Even if a complaint could be found, Reade has said her filing focused on harassment, not the assault accusation she recently made.

“Vice President Joe Biden needed to address Tara Reade’s allegation today,” said a statement Friday from Tina Tchen, president of TIME’S UP Now, a group focused on fighting harassment. “We call for complete transparency into this claim and the multiple claims against President Donald Trump. As we go forward, American voters are entitled to a full understanding of all allegations of this nature.”

Similarly, the Women’s March said that “as someone seeking to lead the country, Vice President Biden has a responsibility to model what it looks like to believe women by allowing for a fair inquiry of the facts.... That means making documentation of correspondence and potential witnesses available, answering uncomfortable questions, and discouraging political smears and harassment against the person making the allegation."

Reade first made her accusation in March, saying in a podcast interview that in 1993 Biden pinned her against a wall and pushed his fingers inside her in a Senate building. It was a significant escalation from when she first spoke out about Biden, in April 2019, when she told the Grass Valley Union in California that he put his hand on her shoulders and neck, but made no mention of sexual assault.
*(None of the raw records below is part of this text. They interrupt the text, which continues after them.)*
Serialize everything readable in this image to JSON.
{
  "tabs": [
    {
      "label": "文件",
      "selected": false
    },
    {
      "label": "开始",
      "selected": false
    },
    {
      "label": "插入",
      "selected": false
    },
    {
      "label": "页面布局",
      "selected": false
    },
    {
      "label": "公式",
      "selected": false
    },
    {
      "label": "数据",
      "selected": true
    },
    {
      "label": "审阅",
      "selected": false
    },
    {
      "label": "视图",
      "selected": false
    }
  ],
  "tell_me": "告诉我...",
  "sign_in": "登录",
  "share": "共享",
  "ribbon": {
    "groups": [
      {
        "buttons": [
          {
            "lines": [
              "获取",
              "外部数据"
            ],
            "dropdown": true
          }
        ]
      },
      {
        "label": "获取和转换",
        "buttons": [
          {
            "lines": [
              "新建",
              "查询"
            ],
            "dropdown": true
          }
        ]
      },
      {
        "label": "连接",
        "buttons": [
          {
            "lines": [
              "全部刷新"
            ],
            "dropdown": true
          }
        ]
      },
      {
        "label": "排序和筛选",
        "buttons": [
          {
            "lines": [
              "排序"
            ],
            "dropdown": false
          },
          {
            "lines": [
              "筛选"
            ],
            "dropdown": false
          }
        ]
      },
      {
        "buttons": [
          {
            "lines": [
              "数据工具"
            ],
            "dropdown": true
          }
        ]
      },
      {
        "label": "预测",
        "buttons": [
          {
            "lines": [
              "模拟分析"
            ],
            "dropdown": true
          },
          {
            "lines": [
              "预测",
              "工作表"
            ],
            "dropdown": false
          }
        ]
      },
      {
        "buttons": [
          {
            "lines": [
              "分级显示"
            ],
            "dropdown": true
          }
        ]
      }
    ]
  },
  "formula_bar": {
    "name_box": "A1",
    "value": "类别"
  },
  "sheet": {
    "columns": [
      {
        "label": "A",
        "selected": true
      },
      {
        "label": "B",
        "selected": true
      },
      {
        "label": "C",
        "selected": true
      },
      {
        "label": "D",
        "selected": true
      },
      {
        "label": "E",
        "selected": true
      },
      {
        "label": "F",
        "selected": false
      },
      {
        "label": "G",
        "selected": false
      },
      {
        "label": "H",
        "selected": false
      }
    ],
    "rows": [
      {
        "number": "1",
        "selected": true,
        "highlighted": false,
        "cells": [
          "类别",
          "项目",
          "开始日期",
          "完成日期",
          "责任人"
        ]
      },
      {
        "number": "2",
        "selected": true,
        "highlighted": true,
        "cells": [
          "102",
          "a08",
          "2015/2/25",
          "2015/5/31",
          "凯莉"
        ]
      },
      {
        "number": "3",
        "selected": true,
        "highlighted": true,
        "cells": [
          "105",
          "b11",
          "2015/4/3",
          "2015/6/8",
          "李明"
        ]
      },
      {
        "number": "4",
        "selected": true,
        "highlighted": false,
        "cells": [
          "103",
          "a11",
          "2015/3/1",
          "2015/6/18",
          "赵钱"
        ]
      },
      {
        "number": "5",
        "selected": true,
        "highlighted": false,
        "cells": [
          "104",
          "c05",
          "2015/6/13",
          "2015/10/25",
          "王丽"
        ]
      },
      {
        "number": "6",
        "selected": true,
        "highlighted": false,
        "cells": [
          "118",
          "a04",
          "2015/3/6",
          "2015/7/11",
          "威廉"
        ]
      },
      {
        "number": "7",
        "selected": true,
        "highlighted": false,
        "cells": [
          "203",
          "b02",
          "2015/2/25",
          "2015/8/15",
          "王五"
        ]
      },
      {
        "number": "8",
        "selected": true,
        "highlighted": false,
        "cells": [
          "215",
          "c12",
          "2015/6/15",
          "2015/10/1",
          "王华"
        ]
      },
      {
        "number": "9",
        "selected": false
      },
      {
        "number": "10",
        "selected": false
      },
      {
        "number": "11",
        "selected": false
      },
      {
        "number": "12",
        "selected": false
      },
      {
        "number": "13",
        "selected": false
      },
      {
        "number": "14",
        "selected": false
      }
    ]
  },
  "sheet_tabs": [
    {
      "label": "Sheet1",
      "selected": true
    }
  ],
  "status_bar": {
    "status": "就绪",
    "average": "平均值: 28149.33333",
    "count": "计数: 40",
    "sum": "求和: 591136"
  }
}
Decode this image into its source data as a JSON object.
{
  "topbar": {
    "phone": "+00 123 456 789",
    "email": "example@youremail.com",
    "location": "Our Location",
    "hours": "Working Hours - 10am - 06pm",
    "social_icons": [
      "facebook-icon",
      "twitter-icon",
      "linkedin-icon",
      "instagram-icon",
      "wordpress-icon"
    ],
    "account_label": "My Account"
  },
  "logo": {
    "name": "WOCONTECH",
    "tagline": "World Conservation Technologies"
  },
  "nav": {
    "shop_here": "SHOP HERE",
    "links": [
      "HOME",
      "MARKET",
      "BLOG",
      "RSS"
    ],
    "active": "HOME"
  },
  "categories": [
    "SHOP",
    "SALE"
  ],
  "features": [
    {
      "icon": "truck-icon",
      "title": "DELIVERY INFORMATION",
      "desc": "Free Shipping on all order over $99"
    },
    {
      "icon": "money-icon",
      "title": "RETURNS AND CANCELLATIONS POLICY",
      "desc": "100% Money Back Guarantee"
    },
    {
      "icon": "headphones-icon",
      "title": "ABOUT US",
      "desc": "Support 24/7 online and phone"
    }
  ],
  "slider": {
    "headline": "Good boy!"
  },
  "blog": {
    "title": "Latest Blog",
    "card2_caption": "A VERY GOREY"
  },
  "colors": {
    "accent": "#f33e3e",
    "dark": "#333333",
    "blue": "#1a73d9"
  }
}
The New York Times spoke to a friend of Reade’s who anonymously corroborated her story, and Business Insider spoke to a former neighbor, Lynda LaCasse, who said Reade told her about the incident a few years after she says it happened. Both the Times and the Washington Post spoke to several former Biden staffers who don’t remember any allegations of assault.

Neither newspaper found evidence that could conclusively support or invalidate Reade’s claim, and skeptics have raised questions about her changing story.

“I’m not going to start questioning her motives. I’m not going to go after Tara Reade for saying these things,” Biden said Friday. “It’s simple: What are the facts? Do anything of the things she said add up? It never happened.”

Staff writer Julia Terruso contributed to this article.